I think this questions has multiple other variations (eg: here, here and perhaps here) - probably even an answer somewhere.
How to provide parameters to the filter function.
library(dplyr)
library(lazyeval)
set.seed(10)
data <- data.frame(a=sample(1:10, 100, T))
If I need to count the number of occurrences of the number 1 through 10 occurs and show the count for, say 1, 2 and 3, I would do this:
data %>%
group_by(a) %>%
summarise(n = n()) %>%
filter(a < 4)
Gives:
# A tibble: 3 × 2
a n
<int> <int>
1 1 11
2 2 8
3 3 16
Now, how can I put this into a function ?
Here grp is the grouping var.
fun <- function(d, grp, no){
d %>%
group_by_(grp) %>%
summarise_(n = interp(~ n() )) %>%
filter_( grp < no)
# This final line instead also does not work:
# filter_(interp( grp < no), grp = as.name(grp))
}
Now,
fun(data, 'a', 4)
Gives:
# A tibble: 0 × 2
# ... with 2 variables: a <int>, n <int>
We can use the quosures approach from the devel version of dplyr (soon to be released 0.6.0)
fun <- function(d, grp, no){
grp <- enquo(grp)
d %>%
group_by(UQ(grp)) %>%
summarise(n = n() )%>%
filter(UQ(grp) < no)
}
fun(data, a, 4)
# A tibble: 3 x 2
# a n
# <int> <int>
#1 1 11
#2 2 8
#3 3 16
We use enquo to take the input argument and convert it to quosure, within the group_by/summarise/mutate, the quosure is evaluated by unquoting (UQ or !!)

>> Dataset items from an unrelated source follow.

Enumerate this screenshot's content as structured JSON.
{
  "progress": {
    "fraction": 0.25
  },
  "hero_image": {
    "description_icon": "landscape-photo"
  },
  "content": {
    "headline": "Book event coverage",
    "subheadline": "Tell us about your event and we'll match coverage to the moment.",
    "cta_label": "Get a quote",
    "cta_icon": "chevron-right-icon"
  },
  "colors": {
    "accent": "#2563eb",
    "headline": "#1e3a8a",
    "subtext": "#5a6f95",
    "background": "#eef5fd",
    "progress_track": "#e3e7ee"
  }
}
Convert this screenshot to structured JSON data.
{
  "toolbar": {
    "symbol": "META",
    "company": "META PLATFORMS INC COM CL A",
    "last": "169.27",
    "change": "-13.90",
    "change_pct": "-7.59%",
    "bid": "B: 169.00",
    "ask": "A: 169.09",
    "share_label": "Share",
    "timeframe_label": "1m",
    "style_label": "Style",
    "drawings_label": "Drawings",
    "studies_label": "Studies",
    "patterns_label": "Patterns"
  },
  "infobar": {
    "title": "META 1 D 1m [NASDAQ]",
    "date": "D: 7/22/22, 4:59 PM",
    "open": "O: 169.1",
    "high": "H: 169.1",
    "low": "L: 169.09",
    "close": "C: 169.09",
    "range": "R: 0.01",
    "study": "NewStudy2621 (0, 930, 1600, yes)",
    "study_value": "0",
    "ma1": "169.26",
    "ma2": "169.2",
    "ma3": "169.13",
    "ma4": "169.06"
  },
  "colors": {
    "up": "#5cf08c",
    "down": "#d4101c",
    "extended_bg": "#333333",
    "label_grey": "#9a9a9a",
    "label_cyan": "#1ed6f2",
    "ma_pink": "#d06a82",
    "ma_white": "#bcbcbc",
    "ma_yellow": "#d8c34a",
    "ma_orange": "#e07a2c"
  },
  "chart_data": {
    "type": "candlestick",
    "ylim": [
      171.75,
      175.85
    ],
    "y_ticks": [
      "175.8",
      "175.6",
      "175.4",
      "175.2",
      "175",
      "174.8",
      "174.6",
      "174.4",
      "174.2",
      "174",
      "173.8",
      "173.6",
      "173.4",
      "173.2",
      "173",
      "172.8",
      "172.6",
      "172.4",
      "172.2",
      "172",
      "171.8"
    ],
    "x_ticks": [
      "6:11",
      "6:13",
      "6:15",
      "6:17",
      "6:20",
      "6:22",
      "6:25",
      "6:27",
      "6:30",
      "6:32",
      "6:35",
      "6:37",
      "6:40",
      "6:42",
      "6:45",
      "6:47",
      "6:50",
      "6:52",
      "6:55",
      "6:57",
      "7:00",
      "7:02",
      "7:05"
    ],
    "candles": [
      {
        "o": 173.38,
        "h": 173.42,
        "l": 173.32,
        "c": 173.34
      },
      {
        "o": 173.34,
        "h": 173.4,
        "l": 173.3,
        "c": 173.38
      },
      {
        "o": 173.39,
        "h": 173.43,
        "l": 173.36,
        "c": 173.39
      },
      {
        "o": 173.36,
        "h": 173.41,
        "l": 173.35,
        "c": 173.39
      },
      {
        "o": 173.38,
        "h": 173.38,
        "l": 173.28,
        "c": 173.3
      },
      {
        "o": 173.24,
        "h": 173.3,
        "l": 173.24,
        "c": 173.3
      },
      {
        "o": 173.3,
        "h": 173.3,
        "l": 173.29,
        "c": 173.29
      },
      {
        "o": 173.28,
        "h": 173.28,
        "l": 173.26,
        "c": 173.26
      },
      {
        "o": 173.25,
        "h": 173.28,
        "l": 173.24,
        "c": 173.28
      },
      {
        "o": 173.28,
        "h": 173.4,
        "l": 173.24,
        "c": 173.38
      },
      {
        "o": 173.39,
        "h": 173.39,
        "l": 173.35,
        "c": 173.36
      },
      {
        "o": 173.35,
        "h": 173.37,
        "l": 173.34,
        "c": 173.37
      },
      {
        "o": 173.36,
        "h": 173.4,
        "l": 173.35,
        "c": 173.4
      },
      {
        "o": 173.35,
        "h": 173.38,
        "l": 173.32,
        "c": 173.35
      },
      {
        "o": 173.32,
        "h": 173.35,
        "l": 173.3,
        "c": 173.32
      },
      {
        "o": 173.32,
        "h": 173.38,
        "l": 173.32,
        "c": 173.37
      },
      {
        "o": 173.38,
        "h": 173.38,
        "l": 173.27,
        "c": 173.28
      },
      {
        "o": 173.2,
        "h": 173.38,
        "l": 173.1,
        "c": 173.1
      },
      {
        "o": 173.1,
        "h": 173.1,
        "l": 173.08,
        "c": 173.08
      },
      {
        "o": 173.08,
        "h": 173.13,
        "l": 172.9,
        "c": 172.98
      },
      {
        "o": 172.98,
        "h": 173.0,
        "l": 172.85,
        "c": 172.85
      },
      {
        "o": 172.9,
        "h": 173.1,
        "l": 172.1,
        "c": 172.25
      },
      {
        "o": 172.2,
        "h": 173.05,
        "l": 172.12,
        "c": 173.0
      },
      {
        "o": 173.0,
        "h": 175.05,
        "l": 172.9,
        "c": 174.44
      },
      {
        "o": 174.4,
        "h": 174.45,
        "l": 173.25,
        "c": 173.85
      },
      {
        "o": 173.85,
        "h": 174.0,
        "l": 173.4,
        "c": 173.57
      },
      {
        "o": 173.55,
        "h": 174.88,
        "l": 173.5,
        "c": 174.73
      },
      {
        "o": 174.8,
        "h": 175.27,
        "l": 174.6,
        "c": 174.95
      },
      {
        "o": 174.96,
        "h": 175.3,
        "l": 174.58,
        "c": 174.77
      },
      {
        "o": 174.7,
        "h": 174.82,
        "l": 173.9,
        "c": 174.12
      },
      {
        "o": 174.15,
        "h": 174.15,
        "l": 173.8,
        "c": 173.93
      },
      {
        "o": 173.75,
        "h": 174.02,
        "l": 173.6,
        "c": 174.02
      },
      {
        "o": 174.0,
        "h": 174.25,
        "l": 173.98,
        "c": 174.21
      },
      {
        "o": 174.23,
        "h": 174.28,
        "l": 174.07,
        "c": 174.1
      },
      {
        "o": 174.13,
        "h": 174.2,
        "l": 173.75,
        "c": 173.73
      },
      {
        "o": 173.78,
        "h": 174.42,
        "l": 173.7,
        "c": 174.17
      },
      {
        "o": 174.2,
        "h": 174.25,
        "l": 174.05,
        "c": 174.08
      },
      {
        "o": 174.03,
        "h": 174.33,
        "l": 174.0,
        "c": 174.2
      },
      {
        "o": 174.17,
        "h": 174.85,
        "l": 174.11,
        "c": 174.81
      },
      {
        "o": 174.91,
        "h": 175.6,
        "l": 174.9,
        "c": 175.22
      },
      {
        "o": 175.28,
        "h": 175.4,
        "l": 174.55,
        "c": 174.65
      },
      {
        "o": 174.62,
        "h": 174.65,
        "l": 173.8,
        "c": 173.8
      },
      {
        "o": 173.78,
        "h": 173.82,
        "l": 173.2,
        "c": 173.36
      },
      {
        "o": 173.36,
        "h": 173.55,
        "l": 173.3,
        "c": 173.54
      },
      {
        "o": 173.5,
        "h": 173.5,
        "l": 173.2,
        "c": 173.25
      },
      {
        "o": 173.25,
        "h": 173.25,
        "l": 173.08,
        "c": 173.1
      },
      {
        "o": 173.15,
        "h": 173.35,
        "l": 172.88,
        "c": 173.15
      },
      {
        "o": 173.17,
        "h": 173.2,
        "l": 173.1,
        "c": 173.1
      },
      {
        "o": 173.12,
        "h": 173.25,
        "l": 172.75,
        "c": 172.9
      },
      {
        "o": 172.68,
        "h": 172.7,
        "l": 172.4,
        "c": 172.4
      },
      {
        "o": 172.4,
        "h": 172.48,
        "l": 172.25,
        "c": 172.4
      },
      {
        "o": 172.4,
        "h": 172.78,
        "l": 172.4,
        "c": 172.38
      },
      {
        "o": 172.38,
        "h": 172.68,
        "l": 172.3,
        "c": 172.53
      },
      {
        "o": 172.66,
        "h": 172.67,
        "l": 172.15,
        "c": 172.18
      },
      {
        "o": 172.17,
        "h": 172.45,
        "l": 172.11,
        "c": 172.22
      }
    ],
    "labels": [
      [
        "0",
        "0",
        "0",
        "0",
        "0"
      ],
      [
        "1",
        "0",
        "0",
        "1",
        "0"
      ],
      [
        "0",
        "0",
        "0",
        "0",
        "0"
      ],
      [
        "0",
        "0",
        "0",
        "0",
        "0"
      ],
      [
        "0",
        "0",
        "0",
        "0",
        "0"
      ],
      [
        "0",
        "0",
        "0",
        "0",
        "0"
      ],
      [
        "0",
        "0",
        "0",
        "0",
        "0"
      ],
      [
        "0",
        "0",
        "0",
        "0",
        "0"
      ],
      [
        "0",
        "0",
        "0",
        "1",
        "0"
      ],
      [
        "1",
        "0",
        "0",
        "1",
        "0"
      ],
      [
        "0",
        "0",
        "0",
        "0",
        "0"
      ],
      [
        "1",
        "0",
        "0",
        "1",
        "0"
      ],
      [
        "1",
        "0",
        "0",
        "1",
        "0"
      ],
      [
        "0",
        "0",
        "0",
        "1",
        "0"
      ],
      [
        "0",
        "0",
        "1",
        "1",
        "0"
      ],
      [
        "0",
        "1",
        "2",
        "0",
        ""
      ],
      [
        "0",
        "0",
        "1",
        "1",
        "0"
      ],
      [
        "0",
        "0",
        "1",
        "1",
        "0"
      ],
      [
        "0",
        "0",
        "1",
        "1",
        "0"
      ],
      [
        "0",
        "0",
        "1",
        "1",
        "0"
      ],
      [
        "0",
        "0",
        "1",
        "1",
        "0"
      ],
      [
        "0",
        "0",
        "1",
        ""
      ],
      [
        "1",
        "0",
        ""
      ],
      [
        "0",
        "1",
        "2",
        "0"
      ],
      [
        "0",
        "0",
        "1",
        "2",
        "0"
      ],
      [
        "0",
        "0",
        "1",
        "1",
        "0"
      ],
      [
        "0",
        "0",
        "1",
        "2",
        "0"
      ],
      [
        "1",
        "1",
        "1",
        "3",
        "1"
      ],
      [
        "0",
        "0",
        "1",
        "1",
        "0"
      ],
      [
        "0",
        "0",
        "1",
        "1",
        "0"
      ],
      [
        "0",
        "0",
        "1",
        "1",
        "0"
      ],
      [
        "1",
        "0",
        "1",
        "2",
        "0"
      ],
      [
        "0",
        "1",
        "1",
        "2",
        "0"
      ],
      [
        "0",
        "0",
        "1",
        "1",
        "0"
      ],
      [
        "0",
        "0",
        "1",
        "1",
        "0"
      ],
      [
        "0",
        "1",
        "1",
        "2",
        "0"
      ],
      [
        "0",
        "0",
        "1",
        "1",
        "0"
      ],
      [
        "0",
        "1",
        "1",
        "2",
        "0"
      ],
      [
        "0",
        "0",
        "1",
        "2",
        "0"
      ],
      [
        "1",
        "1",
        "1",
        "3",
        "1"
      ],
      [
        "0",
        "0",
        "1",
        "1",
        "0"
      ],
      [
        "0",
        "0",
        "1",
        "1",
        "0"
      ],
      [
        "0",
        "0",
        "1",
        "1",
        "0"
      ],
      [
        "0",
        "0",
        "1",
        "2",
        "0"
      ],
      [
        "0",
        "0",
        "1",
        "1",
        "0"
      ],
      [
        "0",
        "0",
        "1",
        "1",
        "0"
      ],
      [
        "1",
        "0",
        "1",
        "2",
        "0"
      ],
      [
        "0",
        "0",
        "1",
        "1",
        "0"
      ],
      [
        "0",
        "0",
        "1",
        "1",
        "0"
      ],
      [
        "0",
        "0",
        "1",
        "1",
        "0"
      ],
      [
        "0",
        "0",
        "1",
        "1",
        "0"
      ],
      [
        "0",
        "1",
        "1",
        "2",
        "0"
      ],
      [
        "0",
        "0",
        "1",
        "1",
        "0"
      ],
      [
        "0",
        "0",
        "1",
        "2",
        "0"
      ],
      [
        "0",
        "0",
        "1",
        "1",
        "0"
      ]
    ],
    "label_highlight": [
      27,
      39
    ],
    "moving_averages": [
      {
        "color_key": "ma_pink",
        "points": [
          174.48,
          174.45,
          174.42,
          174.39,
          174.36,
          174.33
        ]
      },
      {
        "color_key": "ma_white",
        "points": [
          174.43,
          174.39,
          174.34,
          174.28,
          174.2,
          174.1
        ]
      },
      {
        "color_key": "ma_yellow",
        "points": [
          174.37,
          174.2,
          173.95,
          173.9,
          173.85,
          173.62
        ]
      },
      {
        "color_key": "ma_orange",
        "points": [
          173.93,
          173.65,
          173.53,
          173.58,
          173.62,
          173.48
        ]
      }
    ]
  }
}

The above function can be also modified to take both quoted and unquoted arguments
fun <- function(d, grp, no){
lst <- as.list(match.call())
grp <- if(is.character(lst$grp)) {
rlang::parse_quosure(grp)
} else enquo(grp)
d %>%
group_by(UQ(grp)) %>%
summarise(n = n() )%>%
filter(UQ(grp) < no)
}
fun(data, a, 4)
# A tibble: 3 x 2
# a n
# <int> <int>
#1 1 11
#2 2 8
#3 3 16
fun(data, 'a', 4)
# A tibble: 3 x 2
# a n
# <int> <int>
#1 1 11
#2 2 8
#3 3 16